Çocukları ve yaşlıları, hamilelikten dolayı yürümekte zorluk çeken anne adaylarını ezmek kimin haddine?
Hani yılan korktuğu için zehir saçar etrafına. İşte bunlar da yılan gibiler! İsrail ilgi toplayabilmek ve tekrar gündemde olabilmek için zulüm yapıyor! Reyting rekoru kırarlar böyle!
Kendinden kaçan insan, kendi içerisine saklanarak, yine kendisini belli etmemek için farklı huylar geliştirir. Tıpkı İsrail gibi! Ama bunlar sevgiden, saymaktan ve eşitlikten özürlü! Masumiyeti anlayamazlar!
Düşünmesini bilmeyenler bunlar! İnsanlara zarar verenler, zayıfı seçerek silahlarla sözde kabadayılıklarını silah kullanarak sergilerler!
Bu tür yaratıklardan dolayı dünyamıza hiç hayır gelmedi. Geldi mi?

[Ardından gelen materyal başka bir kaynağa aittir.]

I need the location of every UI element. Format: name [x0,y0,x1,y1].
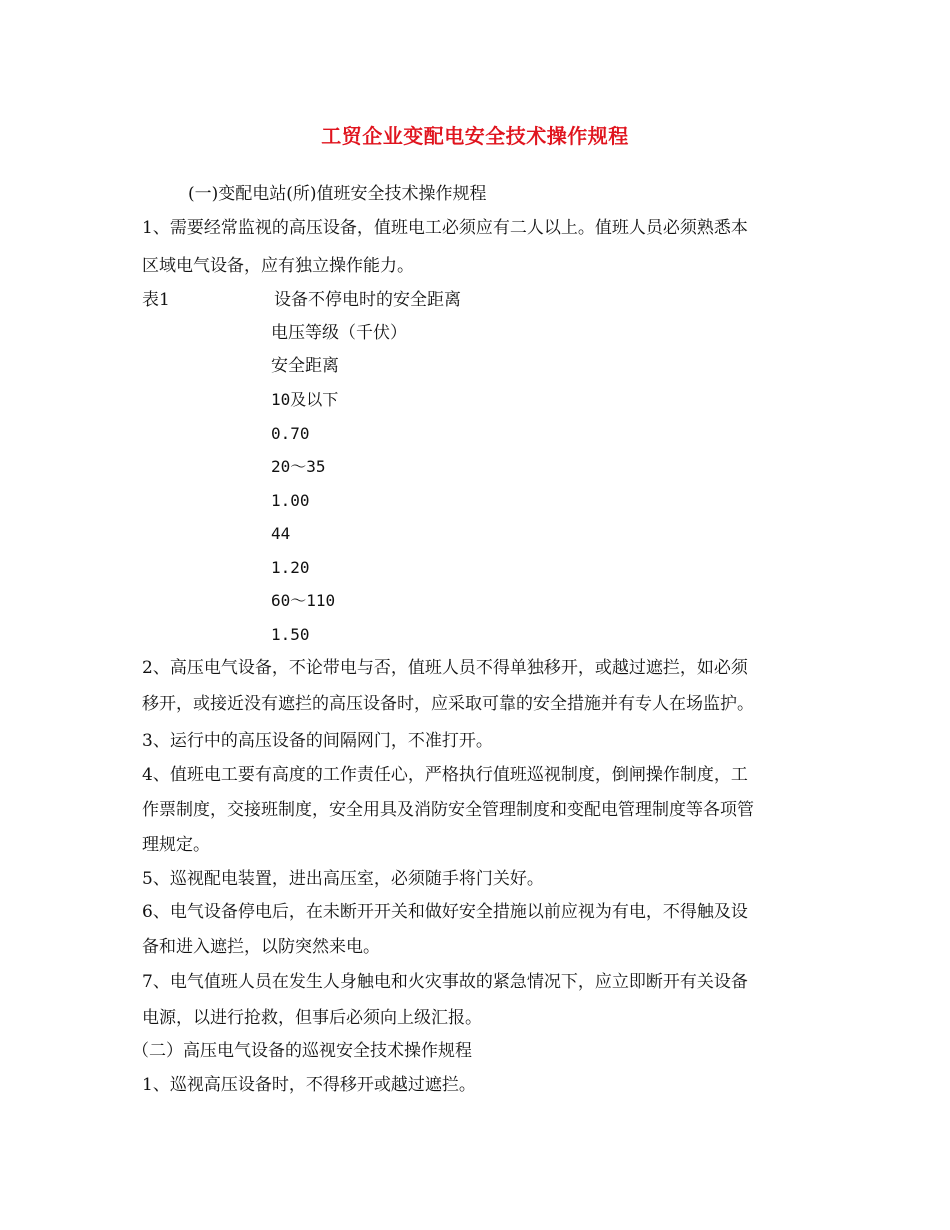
table-cell-distance-1: 0.70 [271,424,310,443]
section1-heading: (一)变配电站(所)值班安全技术操作规程 [188,184,487,204]
table-cell-distance-2: 1.00 [271,491,310,510]
table-cell-voltage-1: 10及以下 [271,390,339,409]
table-cell-voltage-4: 60～110 [271,591,336,610]
table-cell-voltage-2: 20～35 [271,457,326,476]
section2-item1: 1、巡视高压设备时，不得移开或越过遮拦。 [142,1075,476,1095]
table-header-voltage: 电压等级（千伏） [271,323,407,343]
item3: 3、运行中的高压设备的间隔网门，不准打开。 [142,731,493,751]
item5: 5、巡视配电装置，进出高压室，必须随手将门关好。 [142,869,544,889]
item4-line3: 理规定。 [142,835,210,855]
item2-line2: 移开，或接近没有遮拦的高压设备时，应采取可靠的安全措施并有专人在场监护。 [142,694,754,714]
item2-line1: 2、高压电气设备，不论带电与否，值班人员不得单独移开，或越过遮拦，如必须 [142,658,748,678]
item4-line2: 作票制度，交接班制度，安全用具及消防安全管理制度和变配电管理制度等各项管 [142,800,754,820]
table-header-distance: 安全距离 [271,356,339,376]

Ağızımızın tadı bozuldu! Çocuklar annesiz kaldı Filistin'de, bebekler mamasız!
Depremlerde, Hiroşimalarda, Tsunamilerde "yardım edeceğiz" sözleriyle medyayı süsleyenler şimdi yine ekran başında "Filistin'i kurtacağız" diyorlar.
Bu laf ebelerinin kendilerinden başka kimseyi sevmediklerini, kendilerinden başka kimseye acımadıklarını; prim ve etiket peşinde koştuklarını insanlar anlayamadı mı hala?
İsrail, kendine gel! Yeter!
Şairin dediği gibisin çünkü:
Akrep gibisin kardeşim,
korkak bir karanlık içindesin akrep gibi.
Serçe gibisin kardeşim,
serçenin telaşı içindesin.
Midye gibisin kardeşim,
midye gibi kapalı, rahat.
Ve sönmüş bir yanardağ ağzı gibi korkunçsun, kardeşim.
Bir değil,
beş değil,
yüz milyonlarlasın maalesef.
Koyun gibisin kardeşim,
gocuklu celep kaldırınca sopasını
sürüye katılıverirsin hemen
ve âdeta mağrur, koşarsın salhaneye.
Dünyanın en tuhaf mahlukusun yani,
hani şu derya içre olup
deryayı bilmiyen balıktan da tuhaf.
Ve bu dünyada, bu zulüm
senin sayende.
Ve açsak, yorgunsak, alkan içindeysek eğer
ve hâlâ şarabımızı vermek için üzüm gibi eziliyorsak
kabahat senin,
- demeğe de dilim varmıyor ama -
kabahatın çoğu senin, canım kardeşim!